Smartphones Xiaomi bloqués à travers le monde

Smartphones Xiaomi bloqués à travers le monde

Xiaomi est un acteur majeur du marché de la téléphonie. Ce n’est donc pas un hasard si le Xiaomi 12 est aussi attendu. Mais saviez-vous que le constructeur bloque les smartphones dans certains pays ? Plus précisément Cuba, le Soudan du Sud, la Syrie, la Corée du Nord ou encore l’Iran et la péninsule de Crimée. Des territoires où la firme chinoise est interdite, compliqués en termes de relations internationales, de droits de l’homme et de terrorisme. Et si Xiaomi n’exporte pas vers ces régions, les revendeurs sont bien présents. C’est pour cela que le constructeur prend des mesures supplémentaires.

Notons que Xiaomi ne verrouille que les appareils nouvellement activés. Cela veut donc dire que, théoriquement, vous pouvez lancer un appareil de la firme pour la première fois en dehors de ces territoires puis en profiter une fois sur place. Mais là où les consommateurs sont mécontents, c’est que Xiaomi ne mentionne pas le verrouillage d’un appareil en cas d’activation dans ces territoires.

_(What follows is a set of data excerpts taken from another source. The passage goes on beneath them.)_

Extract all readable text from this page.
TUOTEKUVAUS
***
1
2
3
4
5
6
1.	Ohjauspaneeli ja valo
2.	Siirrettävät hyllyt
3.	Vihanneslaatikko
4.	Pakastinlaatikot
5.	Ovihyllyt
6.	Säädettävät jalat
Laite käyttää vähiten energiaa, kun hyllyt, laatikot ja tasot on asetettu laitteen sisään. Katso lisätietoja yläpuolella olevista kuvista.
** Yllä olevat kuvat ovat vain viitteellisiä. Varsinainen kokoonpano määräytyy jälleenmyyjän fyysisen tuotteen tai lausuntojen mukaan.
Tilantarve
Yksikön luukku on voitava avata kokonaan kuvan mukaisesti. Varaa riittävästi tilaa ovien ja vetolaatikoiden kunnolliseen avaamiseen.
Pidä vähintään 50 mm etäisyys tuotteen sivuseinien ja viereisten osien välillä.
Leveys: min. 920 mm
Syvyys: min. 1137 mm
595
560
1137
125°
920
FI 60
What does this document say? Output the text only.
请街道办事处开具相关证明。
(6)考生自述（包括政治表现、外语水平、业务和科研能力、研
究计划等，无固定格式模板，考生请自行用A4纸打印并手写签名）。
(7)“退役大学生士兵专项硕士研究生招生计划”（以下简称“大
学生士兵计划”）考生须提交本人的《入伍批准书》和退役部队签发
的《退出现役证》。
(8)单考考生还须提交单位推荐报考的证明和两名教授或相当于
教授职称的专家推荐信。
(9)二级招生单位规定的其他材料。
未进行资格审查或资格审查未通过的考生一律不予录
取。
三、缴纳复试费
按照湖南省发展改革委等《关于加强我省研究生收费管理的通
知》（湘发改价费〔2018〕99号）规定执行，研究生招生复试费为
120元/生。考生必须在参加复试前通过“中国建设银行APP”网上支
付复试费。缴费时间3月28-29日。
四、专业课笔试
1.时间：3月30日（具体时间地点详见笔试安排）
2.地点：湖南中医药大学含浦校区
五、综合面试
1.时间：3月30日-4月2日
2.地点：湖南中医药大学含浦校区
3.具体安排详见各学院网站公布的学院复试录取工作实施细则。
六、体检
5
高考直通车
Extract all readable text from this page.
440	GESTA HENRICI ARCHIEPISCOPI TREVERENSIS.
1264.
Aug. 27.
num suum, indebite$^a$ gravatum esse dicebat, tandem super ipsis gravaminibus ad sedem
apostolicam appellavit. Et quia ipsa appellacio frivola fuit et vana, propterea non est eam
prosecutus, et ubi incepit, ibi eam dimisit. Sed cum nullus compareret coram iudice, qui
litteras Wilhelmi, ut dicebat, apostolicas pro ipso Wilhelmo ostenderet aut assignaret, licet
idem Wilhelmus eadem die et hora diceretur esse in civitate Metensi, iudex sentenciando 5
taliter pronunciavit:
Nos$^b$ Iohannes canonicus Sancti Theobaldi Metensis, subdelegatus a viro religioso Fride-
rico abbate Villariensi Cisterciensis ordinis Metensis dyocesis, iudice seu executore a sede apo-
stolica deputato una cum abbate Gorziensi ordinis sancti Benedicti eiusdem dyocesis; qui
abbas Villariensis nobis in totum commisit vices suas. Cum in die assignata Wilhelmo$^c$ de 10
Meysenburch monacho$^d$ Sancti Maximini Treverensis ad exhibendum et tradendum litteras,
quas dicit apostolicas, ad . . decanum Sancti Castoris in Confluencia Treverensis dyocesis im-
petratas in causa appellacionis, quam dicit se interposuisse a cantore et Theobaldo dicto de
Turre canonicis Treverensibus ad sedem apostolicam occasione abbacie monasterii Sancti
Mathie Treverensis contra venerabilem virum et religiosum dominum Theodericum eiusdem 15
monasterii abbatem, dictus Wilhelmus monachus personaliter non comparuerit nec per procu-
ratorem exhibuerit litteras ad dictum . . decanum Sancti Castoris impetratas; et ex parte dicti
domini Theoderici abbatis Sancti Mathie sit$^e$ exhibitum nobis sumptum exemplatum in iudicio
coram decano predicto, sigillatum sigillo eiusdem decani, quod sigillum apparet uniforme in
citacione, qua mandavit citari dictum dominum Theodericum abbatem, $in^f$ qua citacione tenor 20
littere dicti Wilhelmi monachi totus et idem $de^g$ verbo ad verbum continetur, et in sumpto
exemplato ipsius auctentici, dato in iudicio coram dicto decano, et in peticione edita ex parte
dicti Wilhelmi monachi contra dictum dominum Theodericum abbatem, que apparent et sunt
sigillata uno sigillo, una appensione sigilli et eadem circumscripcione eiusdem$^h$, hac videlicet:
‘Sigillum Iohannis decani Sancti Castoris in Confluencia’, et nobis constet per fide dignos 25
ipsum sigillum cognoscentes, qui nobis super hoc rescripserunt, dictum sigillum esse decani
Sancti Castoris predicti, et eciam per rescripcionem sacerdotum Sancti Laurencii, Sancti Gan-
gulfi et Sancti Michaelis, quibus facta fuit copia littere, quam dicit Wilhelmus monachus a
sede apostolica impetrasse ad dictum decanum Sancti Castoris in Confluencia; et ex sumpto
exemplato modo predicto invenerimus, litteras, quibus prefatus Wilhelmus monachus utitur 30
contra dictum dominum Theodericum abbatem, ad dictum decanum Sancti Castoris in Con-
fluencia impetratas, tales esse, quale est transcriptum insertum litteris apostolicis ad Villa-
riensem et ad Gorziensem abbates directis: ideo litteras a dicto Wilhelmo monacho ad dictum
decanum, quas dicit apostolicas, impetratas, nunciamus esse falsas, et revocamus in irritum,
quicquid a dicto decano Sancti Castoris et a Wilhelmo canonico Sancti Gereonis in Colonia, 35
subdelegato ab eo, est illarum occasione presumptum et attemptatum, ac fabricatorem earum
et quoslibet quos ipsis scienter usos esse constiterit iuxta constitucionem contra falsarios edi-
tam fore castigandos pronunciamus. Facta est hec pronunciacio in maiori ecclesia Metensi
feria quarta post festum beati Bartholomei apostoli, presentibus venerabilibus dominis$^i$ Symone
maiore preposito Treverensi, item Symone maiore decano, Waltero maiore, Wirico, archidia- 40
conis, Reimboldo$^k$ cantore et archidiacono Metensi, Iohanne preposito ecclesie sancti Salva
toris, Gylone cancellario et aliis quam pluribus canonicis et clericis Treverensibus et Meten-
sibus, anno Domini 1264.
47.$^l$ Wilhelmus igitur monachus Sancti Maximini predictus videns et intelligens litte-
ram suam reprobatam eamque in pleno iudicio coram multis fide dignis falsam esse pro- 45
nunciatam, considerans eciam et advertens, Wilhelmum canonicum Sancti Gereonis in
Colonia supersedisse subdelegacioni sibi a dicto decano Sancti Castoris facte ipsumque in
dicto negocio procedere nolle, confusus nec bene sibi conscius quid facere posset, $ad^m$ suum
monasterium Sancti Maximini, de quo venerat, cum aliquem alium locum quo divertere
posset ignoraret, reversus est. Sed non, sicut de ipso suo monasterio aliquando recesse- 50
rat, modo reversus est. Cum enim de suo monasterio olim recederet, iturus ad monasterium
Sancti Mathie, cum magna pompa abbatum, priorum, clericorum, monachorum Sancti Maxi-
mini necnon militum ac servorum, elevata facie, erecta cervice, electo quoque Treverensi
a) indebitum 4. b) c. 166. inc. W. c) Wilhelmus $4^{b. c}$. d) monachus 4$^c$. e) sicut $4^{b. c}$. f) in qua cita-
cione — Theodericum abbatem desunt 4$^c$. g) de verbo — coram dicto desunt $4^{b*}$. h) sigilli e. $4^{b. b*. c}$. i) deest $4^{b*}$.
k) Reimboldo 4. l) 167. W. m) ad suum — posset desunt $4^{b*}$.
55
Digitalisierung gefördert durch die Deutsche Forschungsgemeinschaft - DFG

Il est mentionné dans quels pays l’exportation est interdite mais sans précision des conséquences. Il est déjà arrivé que des constructeurs soient sanctionnés pour avoir exporté des technologies dans des territoires sensibles. Le meilleur exemple reste ZTE, victime de sanctions américaines après avoir autorisé l’exportation de ses produits dans des pays interdits. Et donc de technologies conçues aux USA comme Android et autres composants.

 

Xiaomi rend ses smartphones inutilisables dans les pays sur liste noire

Le blocage ne prend pas nécessairement effet immédiatement. Le processus peut prendre deux jours pour avoir lieu. Lorsque c’est le cas, le smartphone affiche le message suivant : « La politique de Xiaomi ne permet pas la vente ou la fourniture du produit sur le territoire dans lequel vous avez tenté de l’activer. Veuillez contacter directement les détaillants pour obtenir des informations supplémentaires ». En effet, il est bien indiqué dans ses conditions générales d’utilisation qu’il est interdit d’importer des produits Xiaomi dans ces pays.

En revanche, cette nouvelle fonctionnalité n’apparaît pas dans le document. Les utilisateurs ne sont à aucun moment prévenus du blocage à venir de l’appareil. Malgré tout, il semblerait que ce dernier n’intervienne que lorsque le smartphone est activé à l’intérieur du territoire interdit. Il est donc possible, en théorie, d’activer celui-ci dans un pays autorisé puis, par la suite, de l’emmener dans le territoire sur liste noire. Quoi qu’il en soit, cette nouvelle mesure de Xiaomi pourrait bientôt être imitée par ses concurrents.

Des pressions américaines sur Xiaomi ?

La firme explique que cette mesure de blocage a été appliquée pour protéger la sécurité des données de ses utilisateurs, mais aussi les droits du consommateur. Certains observateurs y voient néanmoins le signe d’une pression américaine sur la marque pour la contraindre à agir contre le trafic de ses produits vers les pays sous sanctions internationales.

La marque parle pour sa part d’un blocage « temporaire » des mobiles concernés, le temps d’une enquête, et explique même que ce blocage est désormais terminé. « L’enquête a obtenu des résultats significatifs, et les appareils concernés peuvent être déverrouillés dès maintenant », a notamment promis un porte-parole de Xiaomi cité par le Global Times.

Pour rappel, les États-Unis gardent à l’œil les marques technologiques chinoises et les liens commerciaux, parfois troubles, qu’elles peuvent entretenir avec les pays sanctionnés. L’année dernière, Reuters publiait à ce propos une enquête suggérant que Huawei aurait contourné l’embargo américain imposé contre l’Iran en passant par Skycom Tech, une entité que Huawei présentait initialement comme un partenaire, mais qui serait en réalité une filiale intégralement gérée par le groupe.